The Assistant Fiscal of this Court admits in his brief that the only presumptive evidence which may serve to connect the *23appellant with the crime charged is,- 1st, that the - automobile used by Ramírez, Rodríguez, and Figueroa to transport the bolita materials, belonged to the appellant; 2d, that the latter at first objected to having his automobile searched; and 3d, the sending .of the bond to the Justice of the Peace without having been arrested or accused. He maintains, however, that . from all the circumstances surrounding the case, it could perhaps be validly inferred that Almodovar sent Santos Ramírez, Rubén Rodríguez, and Juan Figueroa, to Yauco in his private automobile to pick up the lists of bolita which were seized in said vehicle.” (Italics ours.)
It is a firmly-established rulé in criminal cases that in order to convict a defendant exclusively on circumstantial or presumptive evidence it is necessary not only that all the proved circumstances concur.in order to show that he committed the offense charged, but that they be inconsistent with any other reasonable conclusion. That is, said evidence must be not only compatible with the defendant’s guilt but incompatible with any other rational hypothesis of innocence. The People v. Nevárez, 10 P.R.R. 91; People v. Quintana, 44 P.R.R. 37; People v. Sánchez, 55 P.R.R. 342; People v. Arteaga, 70 P.R.R. 635.
The account given by policeman Cherena directly connected Ramírez, Rodríguez, and Figueroa with the violation of the Bolita Act, for which they were accused and convicted. However, the testimony of said policeman did not connect appellant in any way with the acts performed by the three persons referred to. That Almodovar was the owner of the automobile, that therefore he objected offhand to the search thereof, and finally that he sent to the Justice of the Peace a prepared bond in case he was accused, and subsequently told him to destroy it, are circumstances which possibly are compatible with his guilt but at the same time they are compatible with the rational hypothesis of his innocence, since his automobile could have been used without his knowledge *24and consent, or even if with his consent, but not for illegal purposes. The natural reaction of a person who has not committed an offense and who is not shown a search warrant, is to object to have his automobile searched. Now, is the fact that when the search warrant was shown to the appellant he objected to the search but gave up his attitude as soon as the Chief of Police arrived, sufficient to constitute an inference of guilt incompatible with his innocence? We do not think so.

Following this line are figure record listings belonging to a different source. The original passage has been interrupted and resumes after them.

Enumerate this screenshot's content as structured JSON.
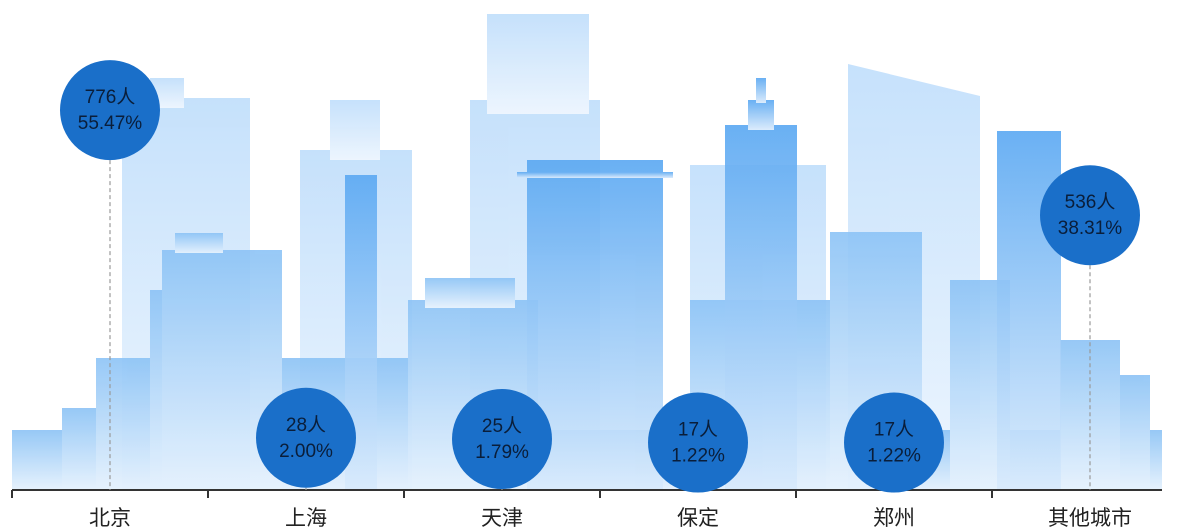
{
  "chart_data": {
    "type": "bubble",
    "categories": [
      "北京",
      "上海",
      "天津",
      "保定",
      "郑州",
      "其他城市"
    ],
    "color": "#1a6fc9",
    "series": [
      {
        "values": [
          776,
          28,
          25,
          17,
          17,
          536
        ],
        "value_labels": [
          "776人",
          "28人",
          "25人",
          "17人",
          "17人",
          "536人"
        ]
      },
      {
        "values": [
          55.47,
          2.0,
          1.79,
          1.22,
          1.22,
          38.31
        ],
        "value_labels": [
          "55.47%",
          "2.00%",
          "1.79%",
          "1.22%",
          "1.22%",
          "38.31%"
        ]
      }
    ]
  }
}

Finally, the only element of proof which might tend to indicate an attitude not free from suspicion is the fact that appellant' had prepared a bond prior to being arrested or accused of any crime. But this is also evidence not incompatible with his innocence, since he is entitled by law to furnish bond prior to conviction. Appellant could have reasonably believed that in view of what happened in connection with his automobile he could be arrested and he wanted to have the bond ready beforehand.
None of the three aforesaid elements of circumstantial evidence are sufficient, in our judgment, to support the allegations of the information to the effect that appellant “acting in common with Santos Ramírez, Rubén Rodríguez, and Juan Figueroa, had in his possession, owned and transported” the bolita material which was seized, and, hence, the judgment appealed from will be reversed and the appellant acquitted.
Mr. Justice Negrón Fernández did not participate herein.

 We are today deciding it in People v. Mantilla, p. 35.

 Said case was affirmed by this Court by a per curiam opinion on November 9, 1949.